Hij ziet er niet oud uit. Een jaar of vijfenveertig misschien. Lange nek, haar dat sluik over zijn voorhoofd vallend in zijn ogen hangt. Hij sloft over de boulevard, langs door stuifzand opgeschuurde glazen puien die de zee weerkaatsen. Nummer negenenvijftig moet hij wezen. Hij kan het niet vinden. Hij heeft wel vaker moeite met dingen die voor anderen eenvoudig zijn. Hij gaat bovenaan een betonnen strandtrap zitten. Laat zijn gitaarhoes op de boulevardtegels glijden. Bewondert het strakke stratenmakerswerk. Klopt op de zakken van zijn leren jas tot hij de joint gevonden heeft. Steekt zijn hoofd geroutineerd in zijn geopende jas en steekt op.
Zinnetje in zijn hoofd: “Met de weergaloze weemoed van een fel verlangen.” Hij neuriet, vingers vinden als vanzelf akkoorden, tokkelen tegen zijn bovenbeen. Hij pakt zijn telefoon, opent iRecord, zingt het in en stopt hem weer weg. Klagende meeuwen cirkelen onder het wolkendek, boven een plek op het strand waar iets ligt. Een dood dier, vuilnis, eten. Hij inhaleert gulzig zoete rook en denkt aan de vrouw die hij achtergelaten heeft. Aan haar hardroze beddengoed en haar Hello-Kittyslipje. Aan de donkerblauwe plek op haar jukbeen die straks gelig gaat verkleuren. Zijn vingertoppen gaan langs zijn lippen. Toch was het weer mooi. Liefde op het eerste gezicht. Of eigenlijk, op het eerste gehoor. Want hij is niet knap. Maar voor zijn stem is vrouwenharten veroveren een koud kunstje.

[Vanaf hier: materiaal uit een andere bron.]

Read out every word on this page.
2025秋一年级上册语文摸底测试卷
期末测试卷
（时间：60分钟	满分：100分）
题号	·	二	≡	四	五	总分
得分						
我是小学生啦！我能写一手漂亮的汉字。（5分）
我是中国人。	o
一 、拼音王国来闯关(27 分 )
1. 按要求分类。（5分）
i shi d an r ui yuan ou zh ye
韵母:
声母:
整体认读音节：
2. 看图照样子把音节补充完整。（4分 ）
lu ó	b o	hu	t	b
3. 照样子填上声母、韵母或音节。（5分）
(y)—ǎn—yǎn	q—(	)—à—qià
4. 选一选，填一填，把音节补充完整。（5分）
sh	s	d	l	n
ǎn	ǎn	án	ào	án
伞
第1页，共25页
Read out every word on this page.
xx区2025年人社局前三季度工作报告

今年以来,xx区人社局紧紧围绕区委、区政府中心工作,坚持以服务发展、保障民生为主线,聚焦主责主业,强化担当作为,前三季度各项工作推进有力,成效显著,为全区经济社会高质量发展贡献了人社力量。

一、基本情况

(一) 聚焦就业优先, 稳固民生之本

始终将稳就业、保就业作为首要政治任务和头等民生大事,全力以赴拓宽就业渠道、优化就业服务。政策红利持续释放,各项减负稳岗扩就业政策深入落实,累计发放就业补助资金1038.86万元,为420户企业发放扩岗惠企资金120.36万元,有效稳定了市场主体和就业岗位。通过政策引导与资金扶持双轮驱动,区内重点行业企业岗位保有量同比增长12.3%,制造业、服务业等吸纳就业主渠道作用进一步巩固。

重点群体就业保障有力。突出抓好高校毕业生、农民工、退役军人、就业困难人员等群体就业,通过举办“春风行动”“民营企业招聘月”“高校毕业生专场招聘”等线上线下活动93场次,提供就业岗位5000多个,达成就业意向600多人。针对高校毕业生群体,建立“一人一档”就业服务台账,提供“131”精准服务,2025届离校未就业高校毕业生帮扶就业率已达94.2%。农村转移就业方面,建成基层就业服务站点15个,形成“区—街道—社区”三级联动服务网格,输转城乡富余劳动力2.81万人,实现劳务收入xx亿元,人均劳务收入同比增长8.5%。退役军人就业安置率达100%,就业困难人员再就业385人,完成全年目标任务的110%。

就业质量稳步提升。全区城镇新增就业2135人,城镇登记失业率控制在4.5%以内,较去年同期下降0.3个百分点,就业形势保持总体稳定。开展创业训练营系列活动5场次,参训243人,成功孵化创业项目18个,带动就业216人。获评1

Ze zat vooraan aan een tafeltje in een rode jurk naast haar niet zo knappe vriendin. “Glanzend van de nieuwe verf als een pas gerestaureerde cola-automaat.” mompelt hij. “Just insert coin.” Zijn stem was de munt. Zij wilde een zanger, hij wilde een lichaam; ze kregen allebei precies wat ze wilden. Een kleinschalige productie van het aloude verhaal van vervlechtende DNA-strengen en de belofte van vrolijk babygelach. De stem die bij dat gelach hoort spreekt Spaans: een nagesynchroniseerde luierreclame van een grote multinational, oeverloos herhaald op een trillend televisiescherm in de rookruimte van een pension. Uit de tijd dat hij heel even geld had en dacht dat hij het ging maken in Barcelona.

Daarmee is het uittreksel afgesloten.